CYBERSECURITY FOR BUSINESS

Chapter 3 - Structuring for the Digital Age

summary

As digital transformation becomes a business necessity cyber risks are mounting. Boards at leading organizations are responding by increasingly integrating cybersecurity as a strategic element in their business plans. A natural outcome of this broader understanding of cyber risk has been an evolution in corporate structure sometimes generated by governmental regulatory oversights and sometimes by innovative business thinking. While the specific structures continue to evolve in ways unique to individual enter-prise business plans there are some themes that seem to be common. These themes include a flatter, less siloed approach engaging a multi-stakeholder grouping into the discussions on cyber risk, elevating the reporting structure for these responsible for managing cyber risk.

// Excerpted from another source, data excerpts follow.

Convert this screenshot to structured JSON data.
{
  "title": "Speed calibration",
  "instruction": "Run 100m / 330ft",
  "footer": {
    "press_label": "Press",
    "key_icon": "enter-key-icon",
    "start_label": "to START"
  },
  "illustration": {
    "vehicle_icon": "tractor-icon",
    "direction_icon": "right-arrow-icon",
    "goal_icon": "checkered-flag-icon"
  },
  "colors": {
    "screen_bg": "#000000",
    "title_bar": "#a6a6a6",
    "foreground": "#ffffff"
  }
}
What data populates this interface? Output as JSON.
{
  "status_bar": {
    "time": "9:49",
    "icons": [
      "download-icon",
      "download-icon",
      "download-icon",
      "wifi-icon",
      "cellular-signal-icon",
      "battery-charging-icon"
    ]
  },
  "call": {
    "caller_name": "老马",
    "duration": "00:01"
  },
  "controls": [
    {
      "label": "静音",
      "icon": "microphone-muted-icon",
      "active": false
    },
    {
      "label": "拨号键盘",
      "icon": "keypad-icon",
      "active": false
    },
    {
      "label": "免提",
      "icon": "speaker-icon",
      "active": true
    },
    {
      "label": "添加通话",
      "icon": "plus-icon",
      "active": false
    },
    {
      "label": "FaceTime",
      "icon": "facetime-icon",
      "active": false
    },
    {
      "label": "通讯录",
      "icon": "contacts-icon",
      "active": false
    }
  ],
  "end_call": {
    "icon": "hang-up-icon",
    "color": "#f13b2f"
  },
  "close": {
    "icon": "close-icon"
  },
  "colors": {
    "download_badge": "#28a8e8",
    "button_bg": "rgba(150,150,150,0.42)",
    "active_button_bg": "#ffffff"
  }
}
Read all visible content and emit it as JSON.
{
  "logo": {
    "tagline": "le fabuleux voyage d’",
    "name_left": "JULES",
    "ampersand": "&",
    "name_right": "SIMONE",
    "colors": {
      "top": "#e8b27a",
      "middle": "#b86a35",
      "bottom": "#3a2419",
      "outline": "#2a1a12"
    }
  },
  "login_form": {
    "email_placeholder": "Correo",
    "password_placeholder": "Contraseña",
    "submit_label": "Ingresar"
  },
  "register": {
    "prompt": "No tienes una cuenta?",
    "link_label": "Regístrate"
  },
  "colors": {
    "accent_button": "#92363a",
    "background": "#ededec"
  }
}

Initial research suggests that such structures can both enhance the cyber risk management function and improve business efficiency.

Key Ideas

Traditional corporate structures for cybersecurity are inadequate to address modern cyber risk.
Research demonstrates that the management of the cybersecurity function will be more effective if it is integrated and encourages communication and flexibility on the issue throughout the enterprise.
Management of cyber risk is not solely the responsibility of the IT department within an organization, it should be managed across the enterprise.
Organizations need to find the right structure to address their cyber risks based on their size, priorities, and industry. There is no one-size-fits-all structure for the digital age.
Non-IT executives will play an important role in leading cybersecurity teams in new structures.